Question. What is the history of the speech delivered here in 1876? Was it extemporaneous?

Answer. It was not born entirely of the occasion. It took me several years to put the thoughts in form—to paint the pictures with words. No man can do his best on the instant. Iron to be beaten into perfect form has to be heated several times and turned upon the anvil many more, and hammered long and often.

You might as well try to paint a picture with one sweep of the brush, or chisel a statue with one stroke, as to paint many pictures with words, without great thought and care. Now and then, while a man is talking, heated with his subject, a great thought, sudden as a flash of lightning, illumines the intellectual sky, and a great sentence clothed in words of purple, falls, or rather rushes, from his lips—but a continuous flight is born, not only of enthusiasm, but of long and careful thought.
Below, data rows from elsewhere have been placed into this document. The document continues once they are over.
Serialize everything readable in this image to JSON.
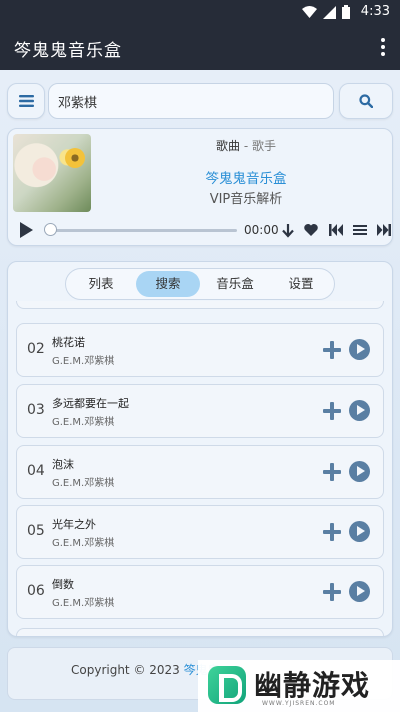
{
  "status_bar": {
    "time": "4:33"
  },
  "app": {
    "title": "笒鬼鬼音乐盒"
  },
  "search": {
    "value": "邓紫棋"
  },
  "player": {
    "song": "歌曲",
    "separator": "-",
    "artist": "歌手",
    "box_name": "笒鬼鬼音乐盒",
    "subtitle": "VIP音乐解析",
    "time": "00:00",
    "progress": 0
  },
  "tabs": [
    {
      "label": "列表",
      "active": false
    },
    {
      "label": "搜索",
      "active": true
    },
    {
      "label": "音乐盒",
      "active": false
    },
    {
      "label": "设置",
      "active": false
    }
  ],
  "songs": [
    {
      "num": "02",
      "name": "桃花诺",
      "artist": "G.E.M.邓紫棋"
    },
    {
      "num": "03",
      "name": "多远都要在一起",
      "artist": "G.E.M.邓紫棋"
    },
    {
      "num": "04",
      "name": "泡沫",
      "artist": "G.E.M.邓紫棋"
    },
    {
      "num": "05",
      "name": "光年之外",
      "artist": "G.E.M.邓紫棋"
    },
    {
      "num": "06",
      "name": "倒数",
      "artist": "G.E.M.邓紫棋"
    }
  ],
  "footer": {
    "copyright": "Copyright © 2023",
    "brand": "笒鬼鬼"
  },
  "watermark": {
    "text": "幽静游戏",
    "url": "WWW.YJISREN.COM"
  },
  "icons": {
    "menu": "hamburger-menu-icon",
    "search": "search-icon",
    "more": "more-vert-icon",
    "play": "play-icon",
    "download": "download-icon",
    "favorite": "heart-icon",
    "prev": "skip-previous-icon",
    "playlist": "playlist-icon",
    "next": "skip-next-icon",
    "add": "add-icon",
    "play_circle": "play-circle-icon"
  },
  "colors": {
    "appbar": "#262c38",
    "accent": "#2a8fd6",
    "tab_active": "#a9d5f4",
    "icon_action": "#5a7fa3"
  }
}
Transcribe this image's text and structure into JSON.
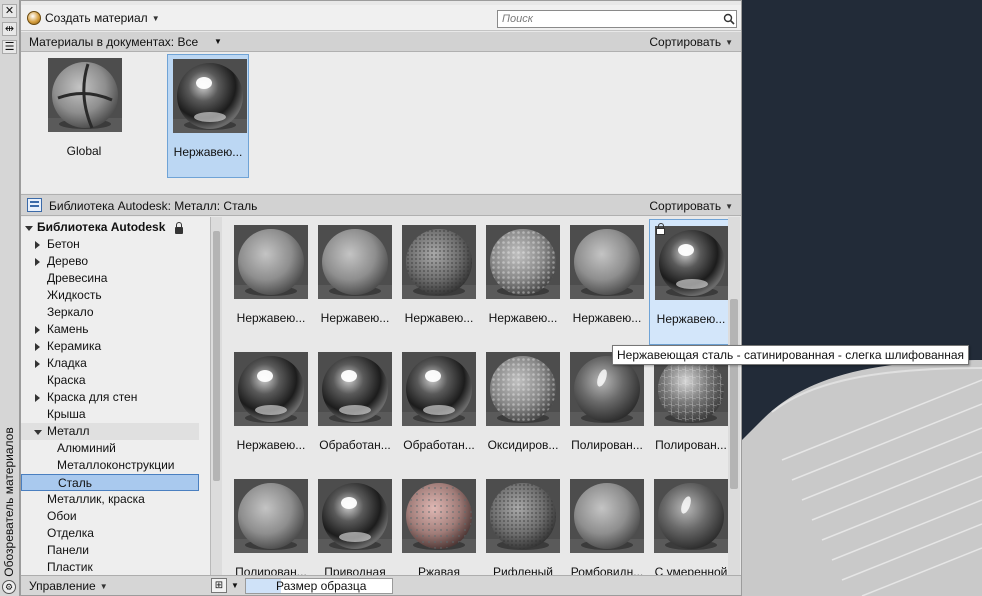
{
  "strip": {
    "title": "Обозреватель материалов",
    "btn_close": "✕",
    "btn_pin": "⇹",
    "btn_menu": "☰",
    "bottom_icon": "⚙"
  },
  "toolbar": {
    "create_label": "Создать материал",
    "search_placeholder": "Поиск"
  },
  "doc_bar": {
    "label": "Материалы в документах: Все",
    "sort_label": "Сортировать"
  },
  "document_materials": [
    {
      "label": "Global",
      "selected": false,
      "style": "matte"
    },
    {
      "label": "Нержавею...",
      "selected": true,
      "style": "chrome"
    }
  ],
  "library_bar": {
    "label": "Библиотека Autodesk: Металл: Сталь",
    "sort_label": "Сортировать"
  },
  "tree": [
    {
      "label": "Библиотека Autodesk",
      "level": 0,
      "arrow": "down",
      "bold": true,
      "locked": true
    },
    {
      "label": "Бетон",
      "level": 1,
      "arrow": "right"
    },
    {
      "label": "Дерево",
      "level": 1,
      "arrow": "right"
    },
    {
      "label": "Древесина",
      "level": 1,
      "arrow": ""
    },
    {
      "label": "Жидкость",
      "level": 1,
      "arrow": ""
    },
    {
      "label": "Зеркало",
      "level": 1,
      "arrow": ""
    },
    {
      "label": "Камень",
      "level": 1,
      "arrow": "right"
    },
    {
      "label": "Керамика",
      "level": 1,
      "arrow": "right"
    },
    {
      "label": "Кладка",
      "level": 1,
      "arrow": "right"
    },
    {
      "label": "Краска",
      "level": 1,
      "arrow": ""
    },
    {
      "label": "Краска для стен",
      "level": 1,
      "arrow": "right"
    },
    {
      "label": "Крыша",
      "level": 1,
      "arrow": ""
    },
    {
      "label": "Металл",
      "level": 1,
      "arrow": "down",
      "expanded": true
    },
    {
      "label": "Алюминий",
      "level": 2,
      "arrow": ""
    },
    {
      "label": "Металлоконструкции",
      "level": 2,
      "arrow": ""
    },
    {
      "label": "Сталь",
      "level": 2,
      "arrow": "",
      "selected": true
    },
    {
      "label": "Металлик, краска",
      "level": 1,
      "arrow": ""
    },
    {
      "label": "Обои",
      "level": 1,
      "arrow": ""
    },
    {
      "label": "Отделка",
      "level": 1,
      "arrow": ""
    },
    {
      "label": "Панели",
      "level": 1,
      "arrow": ""
    },
    {
      "label": "Пластик",
      "level": 1,
      "arrow": ""
    }
  ],
  "materials": [
    {
      "label": "Нержавею...",
      "style": "matte"
    },
    {
      "label": "Нержавею...",
      "style": "matte"
    },
    {
      "label": "Нержавею...",
      "style": "mesh"
    },
    {
      "label": "Нержавею...",
      "style": "dimple"
    },
    {
      "label": "Нержавею...",
      "style": "matte"
    },
    {
      "label": "Нержавею...",
      "style": "chrome",
      "selected": true,
      "locked": true
    },
    {
      "label": "Нержавею...",
      "style": "chrome"
    },
    {
      "label": "Обработан...",
      "style": "chrome"
    },
    {
      "label": "Обработан...",
      "style": "chrome"
    },
    {
      "label": "Оксидиров...",
      "style": "dimple"
    },
    {
      "label": "Полирован...",
      "style": "satin"
    },
    {
      "label": "Полирован...",
      "style": "hammered"
    },
    {
      "label": "Полирован...",
      "style": "matte"
    },
    {
      "label": "Приводная",
      "style": "chrome"
    },
    {
      "label": "Ржавая",
      "style": "rust"
    },
    {
      "label": "Рифленый",
      "style": "mesh"
    },
    {
      "label": "Ромбовидн...",
      "style": "matte"
    },
    {
      "label": "С умеренной",
      "style": "satin"
    }
  ],
  "tooltip": "Нержавеющая сталь - сатинированная - слегка шлифованная",
  "bottom": {
    "manage_label": "Управление",
    "view_icon": "⊞",
    "size_label": "Размер образца",
    "size_fraction": 0.24
  },
  "colors": {
    "selection": "#bcd7f3",
    "selection_border": "#6fa3d6",
    "viewport_bg": "#222b38"
  }
}
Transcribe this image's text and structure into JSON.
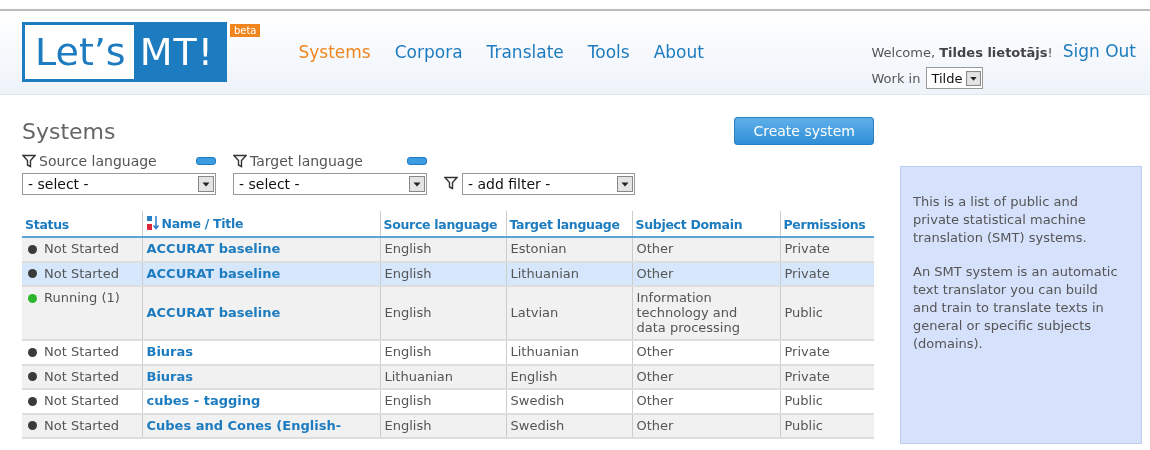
{
  "header": {
    "logo": {
      "left": "Let’s",
      "right": "MT!",
      "badge": "beta"
    },
    "nav": [
      {
        "label": "Systems",
        "selected": true
      },
      {
        "label": "Corpora",
        "selected": false
      },
      {
        "label": "Translate",
        "selected": false
      },
      {
        "label": "Tools",
        "selected": false
      },
      {
        "label": "About",
        "selected": false
      }
    ],
    "welcome": {
      "prefix": "Welcome,",
      "user": "Tildes lietotājs",
      "suffix": "!"
    },
    "sign_out": "Sign Out",
    "work_in": {
      "label": "Work in",
      "value": "Tilde"
    }
  },
  "page_title": "Systems",
  "create_button": "Create system",
  "filters": [
    {
      "label": "Source language",
      "value": "- select -"
    },
    {
      "label": "Target language",
      "value": "- select -"
    }
  ],
  "add_filter": "- add filter -",
  "table": {
    "columns": [
      "Status",
      "Name / Title",
      "Source language",
      "Target language",
      "Subject Domain",
      "Permissions"
    ],
    "rows": [
      {
        "status": "Not Started",
        "color": "#3a3a3a",
        "name": "ACCURAT baseline",
        "source": "English",
        "target": "Estonian",
        "domain": "Other",
        "permission": "Private",
        "selected": false
      },
      {
        "status": "Not Started",
        "color": "#3a3a3a",
        "name": "ACCURAT baseline",
        "source": "English",
        "target": "Lithuanian",
        "domain": "Other",
        "permission": "Private",
        "selected": true
      },
      {
        "status": "Running (1)",
        "color": "#2db52d",
        "name": "ACCURAT baseline",
        "source": "English",
        "target": "Latvian",
        "domain": "Information technology and data processing",
        "permission": "Public",
        "selected": false
      },
      {
        "status": "Not Started",
        "color": "#3a3a3a",
        "name": "Biuras",
        "source": "English",
        "target": "Lithuanian",
        "domain": "Other",
        "permission": "Private",
        "selected": false
      },
      {
        "status": "Not Started",
        "color": "#3a3a3a",
        "name": "Biuras",
        "source": "Lithuanian",
        "target": "English",
        "domain": "Other",
        "permission": "Private",
        "selected": false
      },
      {
        "status": "Not Started",
        "color": "#3a3a3a",
        "name": "cubes - tagging",
        "source": "English",
        "target": "Swedish",
        "domain": "Other",
        "permission": "Public",
        "selected": false
      },
      {
        "status": "Not Started",
        "color": "#3a3a3a",
        "name": "Cubes and Cones (English-",
        "source": "English",
        "target": "Swedish",
        "domain": "Other",
        "permission": "Public",
        "selected": false
      }
    ]
  },
  "info": [
    "This is a list of public and private statistical machine translation (SMT) systems.",
    "An SMT system is an automatic text translator you can build and train to translate texts in general or specific subjects (domains)."
  ]
}
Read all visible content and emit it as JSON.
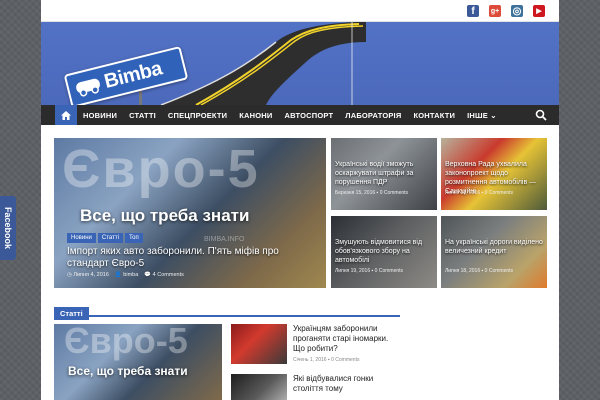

A perfect picture requires more details, more lights and shadows, than the mind can grasp at once, or on the instant. Thoughts are not born of chance. They grow and bud and blossom, and bear the fruit of perfect form.

Genius is the soil and climate, but the soil must be cultivated, and the harvest is not instantly after the planting. It takes time and labor to raise and harvest a crop from that field called the brain.

Question. Do you think young men need a college education to get along?

Answer. Probably many useless things are taught in colleges. I think, as a rule, too much time is wasted learning the names of the cards without learning to play a game. I think a young man should be taught something that he can use—something he can sell. After coming from college he should be better equipped to battle with the world—to do something of use. A man may have his brain stuffed with Greek and Latin without being able to fill his stomach with anything of importance. Still, I am in favor of the highest education. I would like to see splendid schools in every State, and then a university, and all scholars passing a certain examination sent to the State university free, and then a United States university, the best in the world, and all graduates of the State universities passing a certain examination sent to the United States university free. We ought to have in this country the best library, the best university, the best school of design in the world; and so I say, more money for the mind.

Question. Was the peculiar conduct of the Rev. Dr. Parkhurst, of New York, justifiable, and do you think that it had a tendency to help morality?

Answer. If Christ had written a decoy letter to the woman to whom he said: "Go and sin no more," and if he had disguised himself and visited her house and had then lodged a complaint against her before the police and testified against her, taking one of his disciples with him, I do not think he would have added to his reputation.

The News, Indianapolis, Indiana, February 18, 1892.